Mais de mil espécies usam a ecolocalização, mas após milhões de anos de evolução, os cérebros dos morcegos estão especialmente otimizados para navegação.
Um novo artigo lançado no início de julho na Science sugere que, conforme os morcegos voam, neurônios especiais conhecidos como células locais — localizados em seu hipocampo, uma parte do cérebro que controla a memória — os ajuda a processar informações de navegação importantes sobre sua posição não apenas no momento, mas também em o passado e o futuro também.
“A descoberta é meio intuitiva, porque nós, pelo menos como seres humanos, temos a capacidade de pensar sobre onde estaremos ou onde estivemos”, diz Nicholas Dotson, cientista de projetos do Instituto Salk e o principal autor do estudo.

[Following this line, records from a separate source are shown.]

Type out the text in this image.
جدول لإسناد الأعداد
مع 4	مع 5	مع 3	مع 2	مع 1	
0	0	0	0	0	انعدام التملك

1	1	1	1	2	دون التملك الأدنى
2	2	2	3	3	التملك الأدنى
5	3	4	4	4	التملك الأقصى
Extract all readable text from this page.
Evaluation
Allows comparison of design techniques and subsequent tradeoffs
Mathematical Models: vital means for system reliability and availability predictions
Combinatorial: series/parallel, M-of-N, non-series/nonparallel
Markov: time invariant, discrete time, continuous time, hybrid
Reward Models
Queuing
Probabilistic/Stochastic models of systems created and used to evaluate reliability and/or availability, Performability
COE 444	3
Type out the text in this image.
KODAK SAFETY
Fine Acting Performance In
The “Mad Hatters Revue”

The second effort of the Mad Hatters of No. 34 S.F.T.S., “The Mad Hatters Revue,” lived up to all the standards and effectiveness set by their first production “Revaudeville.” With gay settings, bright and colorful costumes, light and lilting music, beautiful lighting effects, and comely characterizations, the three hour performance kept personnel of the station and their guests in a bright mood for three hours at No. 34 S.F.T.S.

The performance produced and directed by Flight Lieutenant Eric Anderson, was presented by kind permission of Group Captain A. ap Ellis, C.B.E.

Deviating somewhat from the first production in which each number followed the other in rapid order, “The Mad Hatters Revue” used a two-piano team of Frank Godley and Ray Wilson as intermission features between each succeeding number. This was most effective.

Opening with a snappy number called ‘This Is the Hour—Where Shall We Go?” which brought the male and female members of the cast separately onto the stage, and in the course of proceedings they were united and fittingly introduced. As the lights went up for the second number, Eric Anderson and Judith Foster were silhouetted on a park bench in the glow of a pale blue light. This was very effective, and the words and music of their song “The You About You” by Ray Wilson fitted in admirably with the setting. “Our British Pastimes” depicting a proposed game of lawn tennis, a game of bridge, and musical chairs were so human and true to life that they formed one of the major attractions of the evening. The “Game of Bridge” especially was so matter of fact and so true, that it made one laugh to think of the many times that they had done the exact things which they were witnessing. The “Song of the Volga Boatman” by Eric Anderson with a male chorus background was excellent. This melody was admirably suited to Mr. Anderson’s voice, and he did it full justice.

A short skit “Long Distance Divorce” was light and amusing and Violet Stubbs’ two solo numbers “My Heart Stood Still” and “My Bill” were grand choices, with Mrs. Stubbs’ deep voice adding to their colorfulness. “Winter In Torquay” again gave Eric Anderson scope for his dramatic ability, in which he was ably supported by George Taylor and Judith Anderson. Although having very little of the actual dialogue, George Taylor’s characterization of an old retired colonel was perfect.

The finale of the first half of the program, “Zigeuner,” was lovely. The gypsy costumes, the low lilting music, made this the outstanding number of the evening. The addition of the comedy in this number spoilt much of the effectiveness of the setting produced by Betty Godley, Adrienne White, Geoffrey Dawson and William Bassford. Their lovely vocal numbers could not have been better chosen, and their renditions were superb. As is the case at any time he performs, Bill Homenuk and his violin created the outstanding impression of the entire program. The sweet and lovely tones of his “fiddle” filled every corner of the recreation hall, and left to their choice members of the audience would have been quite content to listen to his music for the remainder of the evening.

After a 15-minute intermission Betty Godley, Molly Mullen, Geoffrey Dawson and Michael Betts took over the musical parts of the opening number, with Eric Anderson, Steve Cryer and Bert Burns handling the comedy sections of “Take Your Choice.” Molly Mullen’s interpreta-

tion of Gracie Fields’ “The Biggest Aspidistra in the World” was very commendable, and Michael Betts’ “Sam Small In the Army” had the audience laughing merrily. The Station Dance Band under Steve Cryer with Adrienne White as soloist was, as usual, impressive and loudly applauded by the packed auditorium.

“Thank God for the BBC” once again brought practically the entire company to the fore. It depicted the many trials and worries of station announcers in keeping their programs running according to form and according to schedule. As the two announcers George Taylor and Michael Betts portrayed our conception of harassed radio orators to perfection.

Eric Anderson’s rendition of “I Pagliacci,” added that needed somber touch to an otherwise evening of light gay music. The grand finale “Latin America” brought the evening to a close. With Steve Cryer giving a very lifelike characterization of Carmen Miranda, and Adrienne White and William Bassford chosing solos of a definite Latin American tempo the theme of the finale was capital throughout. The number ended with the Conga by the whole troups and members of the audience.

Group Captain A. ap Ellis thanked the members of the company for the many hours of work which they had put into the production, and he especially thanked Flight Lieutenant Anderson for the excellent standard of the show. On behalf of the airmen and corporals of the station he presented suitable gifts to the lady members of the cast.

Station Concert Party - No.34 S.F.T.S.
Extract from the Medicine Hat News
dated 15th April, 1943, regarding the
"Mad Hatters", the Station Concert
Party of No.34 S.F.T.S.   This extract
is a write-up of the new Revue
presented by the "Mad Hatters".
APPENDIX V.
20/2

Usando uma combinação de coletadores de dados neurais sem fio e um sistema de rastreamento de movimento composto por 16 câmeras, Dotson e seu co-autor Michael Yartsev, professor de neurobiologia e engenharia da Universidade da Califórnia em Berkeley, observaram seis morcegos frugívoros egípcios em dois experimentos destinados a registrar descargas de atividade neural.
Enquanto alguns dos morcegos exploravam aleatoriamente uma sala coberta com espuma preta para minimizar as reverberações acústicas, outros receberam uma tarefa de forrageamento que envolvia comedouros internos, e um dos animais até foi testado em ambos os ambientes.
Por meio de alguns marcadores presos às cabeças dos morcegos e um microdrive implantado em seus cérebros, a equipe foi capaz de ver mudanças temporais mínimas na atividade neural e registrar como os morcegos estavam interagindo com novos fragmentos de informação espacial.
Eles descobriram que, tanto na exploração aleatória quanto durante a navegação direcionada ao objetivo, como na tarefa de forrageamento, os morcegos mantinham uma memória espacial detalhada do ambiente e dos caminhos que percorriam. Os testes também revelaram, além disso, que os morcegos têm consciência espacial de suas posições futuras.
“Temos neurônios que são disparados simultaneamente, mas representam diferentes partes de um caminho maior”, diz Dotson. “Assim, eles representam o passado, o presente e o futuro, não apenas este momento”.
Ser capaz de mapear sua posição ao longo do tempo com este sistema GPS natural é uma das maiores ferramentas de sobrevivência dos morcegos, ajudando-os a localizar comida e fugir de predadores.
Diferentes espécies podem ponderar a relevância de experiências passadas, presentes e futuras de maneiras diferentes, observa o estudo. Em um cenário de sobrevivência como “macacos pulando entre galhos de árvores ou humanos dirigindo um carro ou esquiando ladeira abaixo em alta velocidade”, por exemplo, as informações futuras podem ser mais importantes para a sobrevivência.
“O morcego deve se planejar localmente no tempo e no futuro para ter sucesso em seus comportamentos de caça”, diz Melville Wohlgemuth, pesquisador do Batlab da Universidade do Arizona. “Esses são processos cerebrais que também são relevantes para nossas vidas”.
A análise de espécies diferentes da nossa sempre foi uma marca registrada da neurociência, e estudar o hipocampo dos morcegos poderia dar aos cientistas mais dados sobre como certas doenças afetam nosso cérebro.
Por exemplo, aprender mais sobre os morcegos pode mudar a forma como vemos a doença de Alzheimer — um distúrbio cerebral que destrói lentamente as funções cognitivas e a memória. Os pacientes de Alzheimer têm dificuldade em andar intuitivamente por novos caminhos ou locais, mesmo quando já os encontraram algumas vezes.
Esta história foi atualizada em 8 de julho para esclarecer que os morcegos evoluíram há milhões de anos.